The four options listed by staff were as follows:

  1. A yearly budget of about $580,000, with the center operating five days a week from 9 a.m. to 3 p.m. with less than 50 guests.
  2. A yearly budget of about $668,000, with the center operating seven days a week from 9 a.m. to 3 p.m. with still less than 50 guests.
  3. A yearly budget of about $904,000, with the center operating seven days a week from 9 a.m. to 3 p.m. with more than 50 guests.
  4. A yearly budget of about $1.3 million, with the center operating seven days a week from 9 a.m. to 5 p.m. with still more than 50 guests.    

Once open, the center will again provide shelter, bathrooms, showers, and laundry facilities to the homeless and those in need.
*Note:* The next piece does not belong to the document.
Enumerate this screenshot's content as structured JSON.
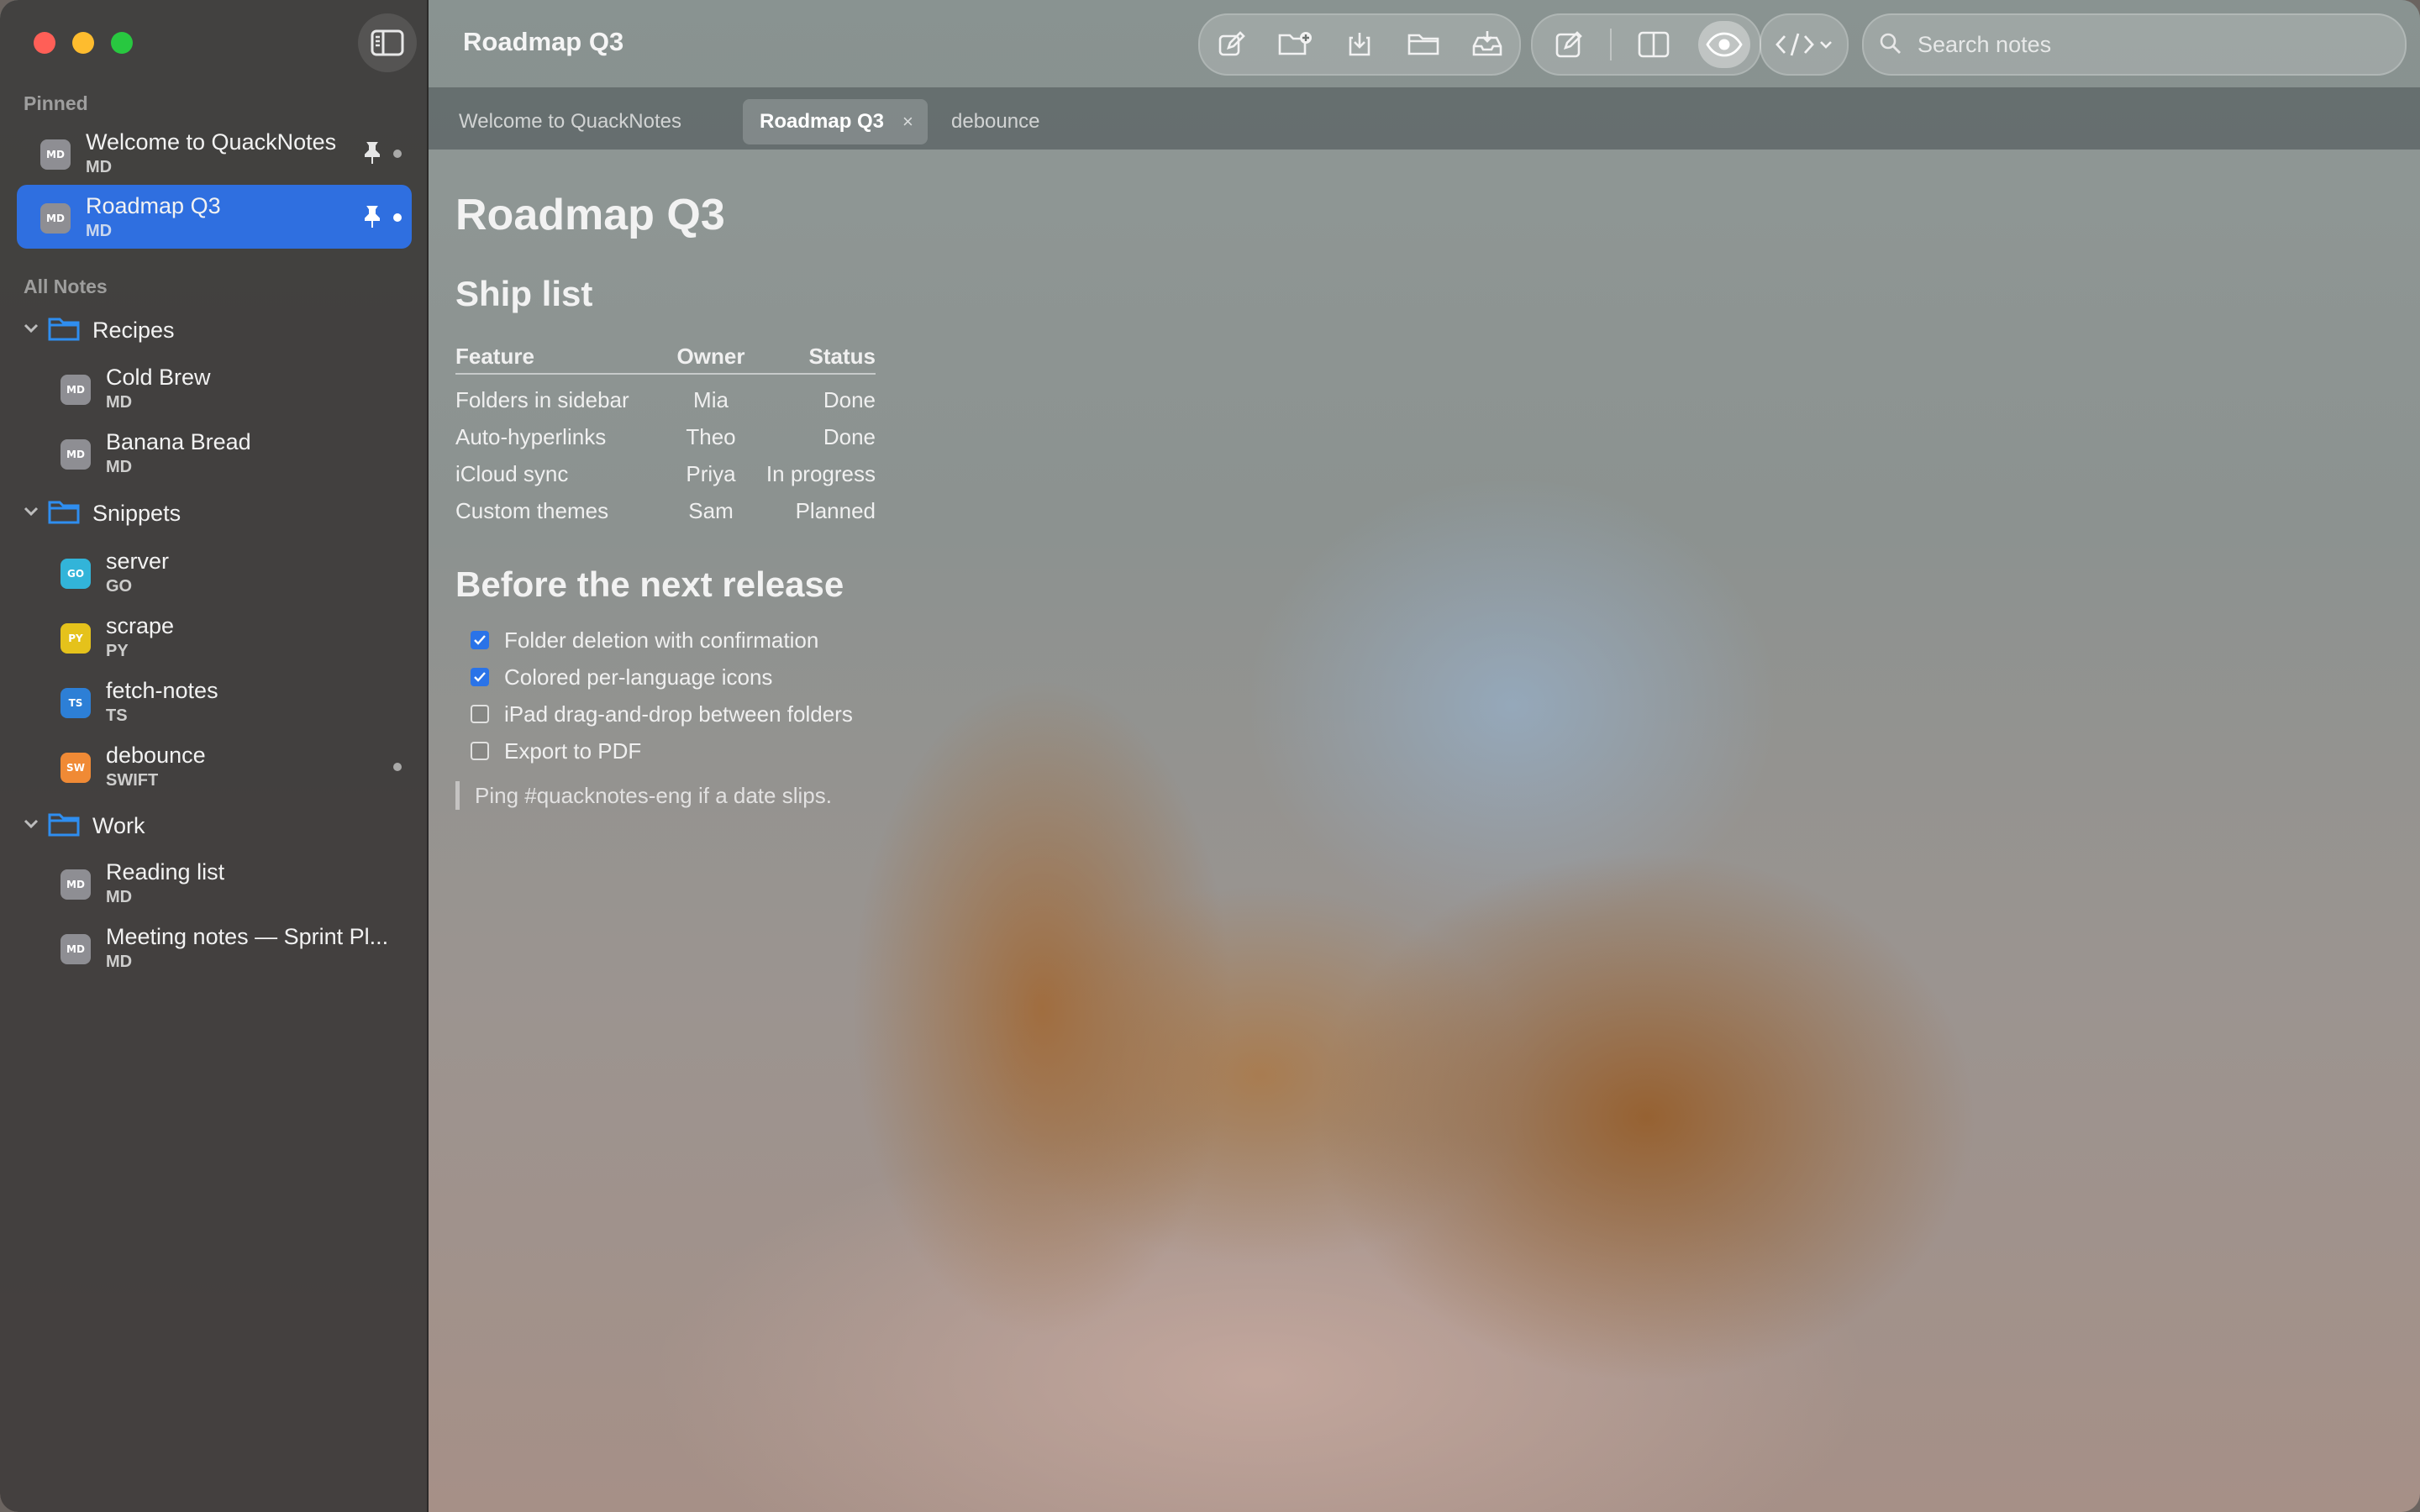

Counseling services were not actively operating pre-COVID and are not currently included in any of the four plans moving forward.  

Other considerations and the long term vision for the shelter still includes staff and resources for an 80 bed transitional shelter and a Homeless Action Response Team (HART).

“It’d be 90 days between the contract approval and the time we could open up the Navigation Center to bring on staff and get the facility ready,” Hannon said. “It would take CCS about 90 days from the time the council approves the contract, and they’re still depending on your guidance with many details to work out.”

Due to some technical difficulties with the Zoom call format of the council meeting, closing remarks from council members were brief but included ideas from each.

“I like the idea of postponing it to June 1, I personally would like to see that shelter turn into a women and children shelter, perhaps something overnight,” said Councilor Bart Hansen. “I think it needs to transition into something else.”

“I think what the pandemic has shown us as well, with the closure of the facility, I think we really need partnership with the county,” said Councilor Ty Stober. “I think that’s my primary focus right now. How do we advance a conversation with the county so that there is true partnership here.”

Councilors Linda Glover, Sarah Fox, Erik Paulsen and Laurie Lebowsky largely echoed the sentiments of their colleagues with the addition that a broader constituency was crucial and that having new leadership for the center in place first would be helpful.

Mayor Anne McEnerny-Ogle concluded the meeting with a request to reconvene the joint meeting between the council and the Clark County Council, which was originally scheduled for April 15. The consensus was to pause any reopening plans in favor of reengaging with the county on a joint understanding of addressing homelessness.

Right now, the only service still being offered at the center is mail pick-up for those still receiving mail at the center. Mail pick-up times are from 10 a.m. to noon on Tuesday and Thursdays.